In essence, benchmarking is a collaborative rather than a competitive exercise that initially involves the sharing of care delivery practices with other organisations. Hospitals share findings with each other, and adopt best practices with the aim of improving performance.
That said, good practice in one healthcare provider often cannot be transferred to another in the same country or across borders. Different factors will affect performance, and these need to be identified and addressed.
Is there any hospital that you would be most interested to learn from?
Hospitals in Vietnam outperforms most of its Southeast Asian counterparts in positive patient outcomes. The country’s healthcare system is comparable to Thailand even though its level of disposable income per capita is much, much lower. This is very interesting, and I would like to take a deeper look on how they are achieving such high standards in healthcare.
What is one thing that you hope to achieve this year?

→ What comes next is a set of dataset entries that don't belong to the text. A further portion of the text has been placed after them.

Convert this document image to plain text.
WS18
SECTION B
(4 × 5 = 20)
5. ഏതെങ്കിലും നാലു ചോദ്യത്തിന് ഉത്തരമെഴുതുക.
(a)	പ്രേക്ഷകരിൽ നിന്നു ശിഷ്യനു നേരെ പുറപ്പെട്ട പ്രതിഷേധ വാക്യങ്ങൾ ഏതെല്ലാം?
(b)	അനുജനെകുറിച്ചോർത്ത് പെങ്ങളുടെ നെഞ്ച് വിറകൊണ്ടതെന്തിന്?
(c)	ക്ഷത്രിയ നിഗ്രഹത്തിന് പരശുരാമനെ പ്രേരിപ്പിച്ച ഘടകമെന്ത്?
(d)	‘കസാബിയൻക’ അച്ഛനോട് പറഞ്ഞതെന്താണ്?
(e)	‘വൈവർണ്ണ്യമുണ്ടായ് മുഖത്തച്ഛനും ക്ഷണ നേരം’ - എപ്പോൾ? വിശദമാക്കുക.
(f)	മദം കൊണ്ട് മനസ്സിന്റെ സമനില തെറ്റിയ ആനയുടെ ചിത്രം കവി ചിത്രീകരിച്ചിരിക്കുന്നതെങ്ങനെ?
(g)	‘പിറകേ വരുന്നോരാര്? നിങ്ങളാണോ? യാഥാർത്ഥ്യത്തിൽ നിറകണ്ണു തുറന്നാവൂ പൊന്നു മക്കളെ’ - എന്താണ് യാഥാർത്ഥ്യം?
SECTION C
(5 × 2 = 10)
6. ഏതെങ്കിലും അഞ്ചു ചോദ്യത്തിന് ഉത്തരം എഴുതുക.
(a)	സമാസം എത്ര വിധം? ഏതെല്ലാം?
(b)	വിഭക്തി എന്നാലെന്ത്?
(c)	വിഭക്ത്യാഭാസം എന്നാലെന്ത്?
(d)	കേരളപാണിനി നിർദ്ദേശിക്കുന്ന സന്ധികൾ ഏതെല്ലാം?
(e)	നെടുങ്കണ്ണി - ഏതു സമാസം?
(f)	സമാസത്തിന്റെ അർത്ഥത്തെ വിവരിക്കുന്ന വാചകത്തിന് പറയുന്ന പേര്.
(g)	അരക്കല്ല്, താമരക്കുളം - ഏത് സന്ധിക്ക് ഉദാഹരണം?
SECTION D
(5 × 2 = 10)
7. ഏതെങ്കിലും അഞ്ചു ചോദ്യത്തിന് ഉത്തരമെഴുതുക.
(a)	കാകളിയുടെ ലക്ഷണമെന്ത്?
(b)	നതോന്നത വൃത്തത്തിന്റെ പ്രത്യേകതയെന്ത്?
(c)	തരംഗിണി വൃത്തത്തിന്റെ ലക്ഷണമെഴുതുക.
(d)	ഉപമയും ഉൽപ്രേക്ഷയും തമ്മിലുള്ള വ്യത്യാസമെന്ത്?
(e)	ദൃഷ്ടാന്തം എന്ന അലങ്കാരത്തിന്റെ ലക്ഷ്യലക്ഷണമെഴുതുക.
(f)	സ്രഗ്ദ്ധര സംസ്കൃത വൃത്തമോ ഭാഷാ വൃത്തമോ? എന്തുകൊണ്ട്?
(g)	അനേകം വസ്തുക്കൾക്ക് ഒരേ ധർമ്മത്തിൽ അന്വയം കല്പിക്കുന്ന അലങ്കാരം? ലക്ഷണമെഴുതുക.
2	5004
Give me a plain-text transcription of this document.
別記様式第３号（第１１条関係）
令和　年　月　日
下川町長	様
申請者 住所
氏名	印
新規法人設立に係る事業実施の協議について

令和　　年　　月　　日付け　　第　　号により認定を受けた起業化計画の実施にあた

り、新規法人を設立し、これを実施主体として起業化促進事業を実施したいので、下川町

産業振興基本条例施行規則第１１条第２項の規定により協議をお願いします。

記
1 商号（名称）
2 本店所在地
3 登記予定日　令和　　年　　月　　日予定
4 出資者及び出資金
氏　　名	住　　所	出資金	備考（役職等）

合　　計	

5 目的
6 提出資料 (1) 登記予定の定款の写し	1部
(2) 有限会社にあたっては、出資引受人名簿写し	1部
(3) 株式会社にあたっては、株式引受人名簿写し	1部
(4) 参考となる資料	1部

We are developing a startup company, Tachyhealth, to work on AI applications that will help hospitals such as automating insurance claims, medical repositioning and AR/VR to improve patient experiences. We are passionate about helping every hospital with digital transformation and applying AI technologies to pave the road for the healthcare of tomorrow.
What do you think would be the ‘next big thing’ in healthcare?
AI is inevitable, especially for the healthcare industry, in order to address problems like the ageing population and inaccessibility of healthcare in rural areas. The most important objectives of hospitals include the delivery of top quality care, and the improvement of patient experience and clinical outcomes. All this can be achieved by AI that can be used to enhance most, if not all, processes. This is what it takes for a hospital to be “future ready”.